Jusqu’au jour où, Mohammed est convoqué à son audience en mai 2019. Il se souvient encore de ces 15 minutes d’attente qui ont précédé la décision du juge au sujet du bien-fondé de sa demande d’asile.
« J’ai réalisé à ce moment précis que ma vie allait enfin reprendre là où elle s’était arrêtée il y a cinq ans »
« Ces 15 minutes ont été les plus longues de ma vie. Le temps s’est arrêté. Tout se joue à ce moment-là. Vous repensez à toutes les souffrances vécues et toutes les raisons qui vous ont conduit à vous tenir debout devant le juge. Vous ressentez encore ces douloureux souvenirs de votre maison qui tremble sous les bombes qui éclatent. C’est une angoisse inexplicable de savoir que votre liberté et même votre survie dépend d’une personne. Et la décision est tombée. J’ai été accepté comme réfugié. J’étais sans voix, presque sous le choc de réaliser ce que cela allait enfin signifier. J’ai réalisé à ce moment précis que ma vie allait enfin reprendre là où elle s’était arrêtée il y a cinq ans ».
Depuis, Mohammed travaille au centre d’hébergement qui l’a accueilli ses premiers jours au Canada et se réjouit de pouvoir, à son tour, aider les demandeurs d’asile qui y séjournent temporairement.

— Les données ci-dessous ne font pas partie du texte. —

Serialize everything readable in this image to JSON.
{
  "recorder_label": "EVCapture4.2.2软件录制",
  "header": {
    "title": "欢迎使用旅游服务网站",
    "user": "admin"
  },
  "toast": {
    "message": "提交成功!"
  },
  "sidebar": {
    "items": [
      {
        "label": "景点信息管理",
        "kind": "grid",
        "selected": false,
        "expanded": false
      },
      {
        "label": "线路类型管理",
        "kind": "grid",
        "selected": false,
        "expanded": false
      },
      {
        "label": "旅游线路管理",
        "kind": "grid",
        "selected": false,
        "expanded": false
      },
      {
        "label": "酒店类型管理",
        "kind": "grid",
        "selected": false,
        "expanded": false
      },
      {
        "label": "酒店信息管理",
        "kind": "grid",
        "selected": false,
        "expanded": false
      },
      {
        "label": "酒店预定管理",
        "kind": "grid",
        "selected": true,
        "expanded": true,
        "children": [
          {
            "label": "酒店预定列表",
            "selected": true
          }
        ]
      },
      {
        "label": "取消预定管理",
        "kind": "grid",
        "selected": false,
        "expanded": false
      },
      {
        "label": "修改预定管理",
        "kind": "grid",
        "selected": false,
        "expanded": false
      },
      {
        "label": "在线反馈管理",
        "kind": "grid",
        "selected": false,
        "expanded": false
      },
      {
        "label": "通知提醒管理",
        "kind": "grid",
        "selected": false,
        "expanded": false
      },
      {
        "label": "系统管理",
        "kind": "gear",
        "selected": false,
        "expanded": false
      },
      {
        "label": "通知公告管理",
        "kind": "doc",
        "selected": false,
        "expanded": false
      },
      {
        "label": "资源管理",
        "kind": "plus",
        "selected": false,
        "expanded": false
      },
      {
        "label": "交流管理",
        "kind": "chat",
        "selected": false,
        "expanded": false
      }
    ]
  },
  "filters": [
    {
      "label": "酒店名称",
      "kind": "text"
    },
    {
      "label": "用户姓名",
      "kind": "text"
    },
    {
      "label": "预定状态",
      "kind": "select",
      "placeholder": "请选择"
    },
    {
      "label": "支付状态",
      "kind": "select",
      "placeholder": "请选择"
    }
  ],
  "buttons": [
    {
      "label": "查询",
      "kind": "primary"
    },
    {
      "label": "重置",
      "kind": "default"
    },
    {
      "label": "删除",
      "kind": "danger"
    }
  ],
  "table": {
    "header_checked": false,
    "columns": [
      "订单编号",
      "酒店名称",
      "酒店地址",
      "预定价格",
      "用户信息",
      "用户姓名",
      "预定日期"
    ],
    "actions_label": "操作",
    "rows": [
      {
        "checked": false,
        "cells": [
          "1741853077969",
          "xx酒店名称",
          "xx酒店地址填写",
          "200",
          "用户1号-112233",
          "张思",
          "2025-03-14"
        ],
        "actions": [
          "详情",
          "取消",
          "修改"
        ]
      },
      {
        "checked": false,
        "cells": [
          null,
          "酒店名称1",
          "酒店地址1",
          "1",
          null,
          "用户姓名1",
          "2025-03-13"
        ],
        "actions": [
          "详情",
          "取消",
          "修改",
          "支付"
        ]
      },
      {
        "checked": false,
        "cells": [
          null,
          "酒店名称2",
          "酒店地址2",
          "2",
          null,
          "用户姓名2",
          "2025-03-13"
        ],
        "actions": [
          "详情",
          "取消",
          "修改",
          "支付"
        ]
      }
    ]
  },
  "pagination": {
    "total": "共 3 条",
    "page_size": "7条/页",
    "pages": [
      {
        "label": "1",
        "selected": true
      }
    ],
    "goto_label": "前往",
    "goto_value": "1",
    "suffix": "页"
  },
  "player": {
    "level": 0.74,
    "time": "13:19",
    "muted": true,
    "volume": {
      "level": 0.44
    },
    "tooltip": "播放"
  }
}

En vertu des lois canadiennes et internationales, traverser la frontière de manière irrégulière n’est pas considéré comme une infraction si c’est pour faire une demande d’asile. Dû aux circonstances ayant entraîné leur fuite, plusieurs réfugiés sont contraints de voyager sans documents ou autorisations de voyage.